What remains controversial, however, is the optimal timing for
performing the procedure. In post-cardiac surgical patients, a recent
large national analysis of 33,765 patients undergoing tracheostomy by
Sareh et al .2, demonstrated similar early
postoperative outcomes (sternal wound infection, in-hospital mortality)
in early (<14 days) versus late (14-30 days) tracheostomy
groups. A smaller study by Affronti et al. 15,
including 112 patients demonstrated shortened ventilation time and CSICU
stay for the early tracheostomy group, but no differences in short or
long-term mortality. Devarian et al .25concluded that early tracheostomy after cardiac surgery was associated
with reduced cardiac morbidity (14% vs. 33%) and lower in-hospital
mortality (21.1% vs. 40.4%), but unlike the present study, the authors
included only isolated CABG or isolate valve procedures. In a
single-center study, Ben-Avi et al .1 did not
report any differences in terms of ventilation time, ICU stay, hospital
stay, and 30-day mortality, but found lower mid-term mortality for the
early tracheostomy group. In the systematic review by Adly et
al .6, all studies were divided into three groups,
according to tracheostomy time: within the 7, 14 or 21 days of
endotracheal intubation. There was a significant difference in favor of
early tracheostomy regarding reduced duration of mechanical ventilation,
hospital-acquired pneumonia, less mortality rates and less duration of
stay in ICU. Studies defining early tracheostomy as that done within 7
days of intubation had better results than those that done within 14 or
21 days of intubation.
We assume that not the tracheostomy per se is responsible for mortality.

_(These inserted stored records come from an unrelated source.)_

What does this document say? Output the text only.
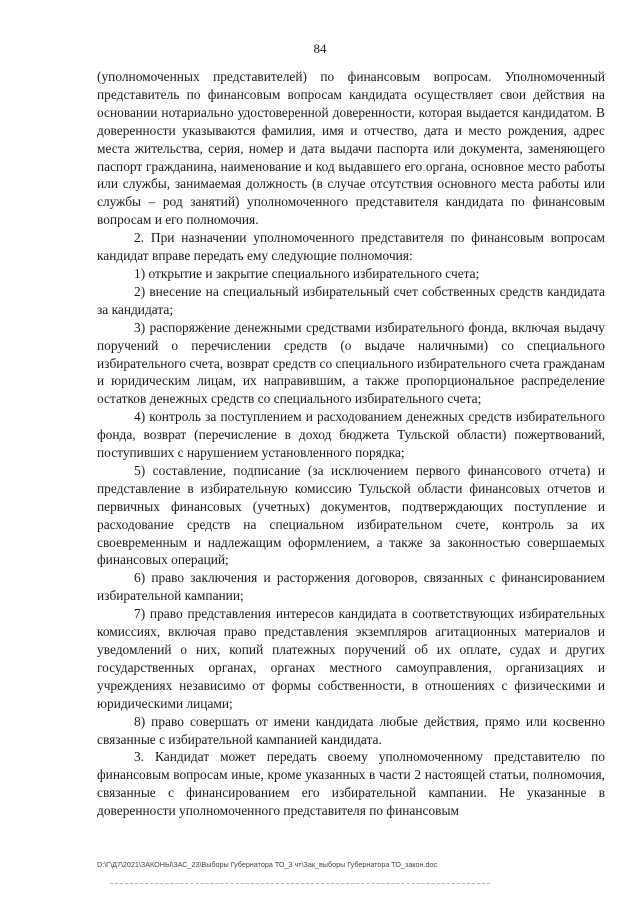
84

(уполномоченных представителей) по финансовым вопросам. Уполномоченный представитель по финансовым вопросам кандидата осуществляет свои действия на основании нотариально удостоверенной доверенности, которая выдается кандидатом. В доверенности указываются фамилия, имя и отчество, дата и место рождения, адрес места жительства, серия, номер и дата выдачи паспорта или документа, заменяющего паспорт гражданина, наименование и код выдавшего его органа, основное место работы или службы, занимаемая должность (в случае отсутствия основного места работы или службы – род занятий) уполномоченного представителя кандидата по финансовым вопросам и его полномочия.

2. При назначении уполномоченного представителя по финансовым вопросам кандидат вправе передать ему следующие полномочия:

1) открытие и закрытие специального избирательного счета;

2) внесение на специальный избирательный счет собственных средств кандидата за кандидата;

3) распоряжение денежными средствами избирательного фонда, включая выдачу поручений о перечислении средств (о выдаче наличными) со специального избирательного счета, возврат средств со специального избирательного счета гражданам и юридическим лицам, их направившим, а также пропорциональное распределение остатков денежных средств со специального избирательного счета;

4) контроль за поступлением и расходованием денежных средств избирательного фонда, возврат (перечисление в доход бюджета Тульской области) пожертвований, поступивших с нарушением установленного порядка;

5) составление, подписание (за исключением первого финансового отчета) и представление в избирательную комиссию Тульской области финансовых отчетов и первичных финансовых (учетных) документов, подтверждающих поступление и расходование средств на специальном избирательном счете, контроль за их своевременным и надлежащим оформлением, а также за законностью совершаемых финансовых операций;

6) право заключения и расторжения договоров, связанных с финансированием избирательной кампании;

7) право представления интересов кандидата в соответствующих избирательных комиссиях, включая право представления экземпляров агитационных материалов и уведомлений о них, копий платежных поручений об их оплате, судах и других государственных органах, органах местного самоуправления, организациях и учреждениях независимо от формы собственности, в отношениях с физическими и юридическими лицами;

8) право совершать от имени кандидата любые действия, прямо или косвенно связанные с избирательной кампанией кандидата.

3. Кандидат может передать своему уполномоченному представителю по финансовым вопросам иные, кроме указанных в части 2 настоящей статьи, полномочия, связанные с финансированием его избирательной кампании. Не указанные в доверенности уполномоченного представителя по финансовым

D:\Г\Д7\2021\ЗАКОНЫ\ЗАС_23\Выборы Губернатора ТО_3 чт\Зак_выборы Губернатора ТО_закон.doc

However, we do believe that it is not implausible to consider a link
between a complicated postoperative course to mortality. We report the
findings of our study, which tracheostomy time were found to be
statistically significant regarding the long-term mortality. In
addition, it is necessary to remember that we are talking only about a
small, very specific group of patients with tracheostomy, and not about
all patients.
In contrary, a randomized trial by Trouillet et
al .12 compare immediate early percutaneous
tracheotomy or prolonged intubation with tracheotomy 15 days after
randomization and concluded that early tracheostomy provided no benefit
in terms of mortality or infectious complications.
Overall, the survival rate for patients undergoing tracheostomy after
cardiac surgery remains low. Ben-Avi et al .1described a 1- and 2-year survival rate of 34% and 32%, respectively.
Similar results reported Ballotta et al .26. In
this study the hospital mortality rate was 49%, survival rate for
patients discharged from the hospital was 61% at 1 year, 49% at 2
years, 45% at 3 years, and 34% at 5 years. Krebs et
al .11 reported, that tracheostomy patients had high
short-term and long-term mortality, with a median survival of 6 months,
1-year survival of 41%, and 5-year survival of 29.1%. Affrontiet al .15 reported 1- and 2-year survival of
43.8% and 35.7% respectively, and Walts et
al .27 described 30 days and 2 years survival 75% and
31% respectively.
The 407 patients in the present study represent the single-center cohort
of post-cardiac surgical patients undergoing tracheostomy. The
short-term mortality results reported here correlate with previously
documented data. However, unlike previous studies, this study
demonstrates a significant mid and long term survival benefit associated
with earlier tracheostomy. These results, in conjunction with the other
advantageous aspects of early tracheostomy suggest that earlier is
better when a tracheostomy is required.